Пчела подносит каплю мёда, и я не спрашиваю, где взяла.
Мир
Есть ветер, был снег — оттеснён. Есть небо и наветренный остров — древесный архипелаг — острокрылый дом. Я замер, колыхаясь, как ветвь, то скручено-сухая, то зелено-живая.
Вот он, мимо летит-пролетает, скользит без устали на свободном шарнире — мир. Куда-то снова проник реваншист-снег — за далёкими горами твёрдо бьётся едко-белым голубем — в крыши, в окна безразличных северян.
Выходит из квадратной тучи — потайного угла — ядоносец-круг, темнее синего, мягче мягкого. На самом деле крепко укоренённый в коварстве. Вплетается в его границы мир — и кажется, что разом поглощён. Высота бурлит, скрежещет. . . Мир побеждает, разорвав круг, падает, выплёскиваясь со смолистым ливнем.
Прямо сейчас и предо мною, насекомым прыжком, позаимствованным на лугу, мир возвратился на свою траекторию, чтобы и дальше продлевать колеистую жизнь; оставив росу дребезжать на вмятой траве.
Решение раствориться в тумане
Туман ползёт меж двух гор: что это, как не оставленная потомством и окаменевшая от стыда мать верблюжьего племени. . . Раздваивается. И один, позёмный и зыбкий — ползёт, а другой, одарённый движеньем вровень с судьбою — свободно летит. И тот из близнецов-туманов, что выше, легче, гуще и амбициознее, становится предметом моего внимания и подражания. Он буквально восхитителен, и — я почти уверен! — за ним поджидает, переминаясь эфемерами по глянцевому снегу, поглощение, беспримесная белизна.
– Решение раствориться в тумане. . .
В известном пространстве, где родились и выросли я, читатель, а также Унамуно, чей туман сквозит литературой, и Сэндберг, чей туман гуляет на бархатных лапках, т.е. в одной очерченной и определённой до нас с читателем реальности, это выглядит так: я оживлённо вожу туда-обратно по тверди засохших белил карандашом, толстым и каплевидным.

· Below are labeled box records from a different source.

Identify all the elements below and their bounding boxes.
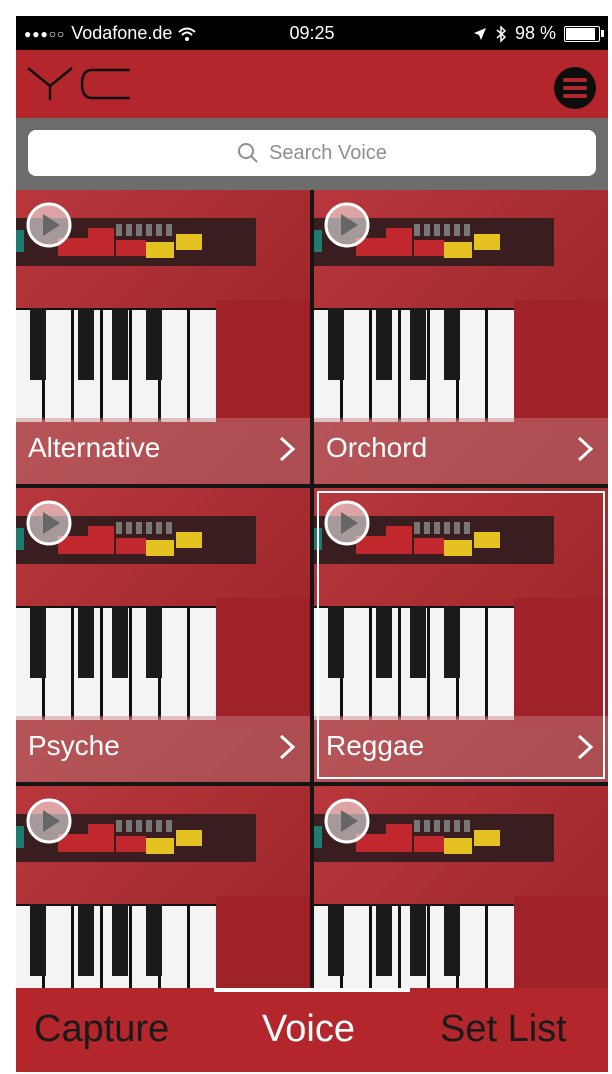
tab-bar: Capture Voice Set List xyxy=(16,988,608,1072)
play-icon[interactable] xyxy=(26,202,72,248)
search-icon xyxy=(238,143,258,163)
app-screen: ●●●○○ Vodafone.de 09:25 98 % YC xyxy=(16,16,608,1072)
search-bar: Search Voice xyxy=(16,118,608,190)
menu-button[interactable] xyxy=(554,67,596,109)
voice-tile[interactable]: Orchord xyxy=(314,190,608,484)
status-right: 98 % xyxy=(473,23,604,44)
voice-tile-caption: Reggae xyxy=(314,716,608,782)
play-icon[interactable] xyxy=(324,798,370,844)
menu-icon-bar xyxy=(563,94,587,98)
tab-set-list[interactable]: Set List xyxy=(440,1008,567,1051)
status-bar: ●●●○○ Vodafone.de 09:25 98 % xyxy=(16,16,608,50)
battery-fill xyxy=(566,27,595,40)
app-logo: YC xyxy=(27,67,130,100)
play-icon[interactable] xyxy=(26,500,72,546)
active-tab-indicator xyxy=(214,988,410,992)
chevron-right-icon xyxy=(279,734,296,760)
voice-name: Reggae xyxy=(326,730,425,761)
voice-tile-caption: Psyche xyxy=(16,716,310,782)
search-placeholder: Search Voice xyxy=(269,141,387,164)
play-icon[interactable] xyxy=(26,798,72,844)
menu-icon-bar xyxy=(563,78,587,82)
search-input[interactable]: Search Voice xyxy=(28,130,596,176)
tab-capture[interactable]: Capture xyxy=(34,1008,169,1051)
menu-icon-bar xyxy=(563,86,587,90)
voice-tile-caption: Orchord xyxy=(314,418,608,484)
voice-tile-caption: Alternative xyxy=(16,418,310,484)
voice-name: Alternative xyxy=(28,432,161,463)
battery-percent: 98 % xyxy=(514,23,556,43)
voice-tile[interactable]: Psyche xyxy=(16,488,310,782)
bluetooth-icon xyxy=(496,24,507,43)
voice-name: Orchord xyxy=(326,432,428,463)
voice-name: Psyche xyxy=(28,730,120,761)
voice-tile[interactable]: Reggae xyxy=(314,488,608,782)
voice-tile[interactable]: Alternative xyxy=(16,190,310,484)
voice-grid: Alternative Orchord Psyche Reggae xyxy=(16,190,608,1072)
play-icon[interactable] xyxy=(324,202,370,248)
chevron-right-icon xyxy=(577,734,594,760)
play-icon[interactable] xyxy=(324,500,370,546)
battery-icon xyxy=(564,25,604,42)
chevron-right-icon xyxy=(279,436,296,462)
tab-voice[interactable]: Voice xyxy=(262,1008,355,1051)
location-icon xyxy=(473,27,486,40)
chevron-right-icon xyxy=(577,436,594,462)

Растворяюсь, пока никто ещё не сообразил меня изловить, и никто не ухватил здешний смысл за его скользкий рукав.
Paidia
С неисправимой медлительностью — скоростью черепахи из песка, катится время и обрывается под детскою ступнёй.
Рядом журчит воздух, ворчит лягушка, гибнут от падения груши. Корявые палки, услужливо: то мечи, то змеи, то мосты, то стены. Голландец и француз — теоретики — взглянули бы, и сказали всерьёз: человек играющий.
Время мстит — восьмипалая рука — живоглот-паук ползёт. Подполз. Кусает. Крик. Шум. Только у листьев не прибавилось громкости.
Квадрат прорезает низколобое небо — сминая пространство — летит саквояж-крестоносец. Розовая ладонь летуче отделяется от саквояжа, прикасается до спутанных волос. Блестит в ромбовых лучах туба с мазью. Окатывает густота прохлады. Исцеление.
Сундук
Корабль на мели. Дикий берег. Палящие лучи. Белые пески. По ночам гудят крикливые птицы, воют неведомые хищники. Ночь здесь приходит стремительно, разбойницей из-за угла.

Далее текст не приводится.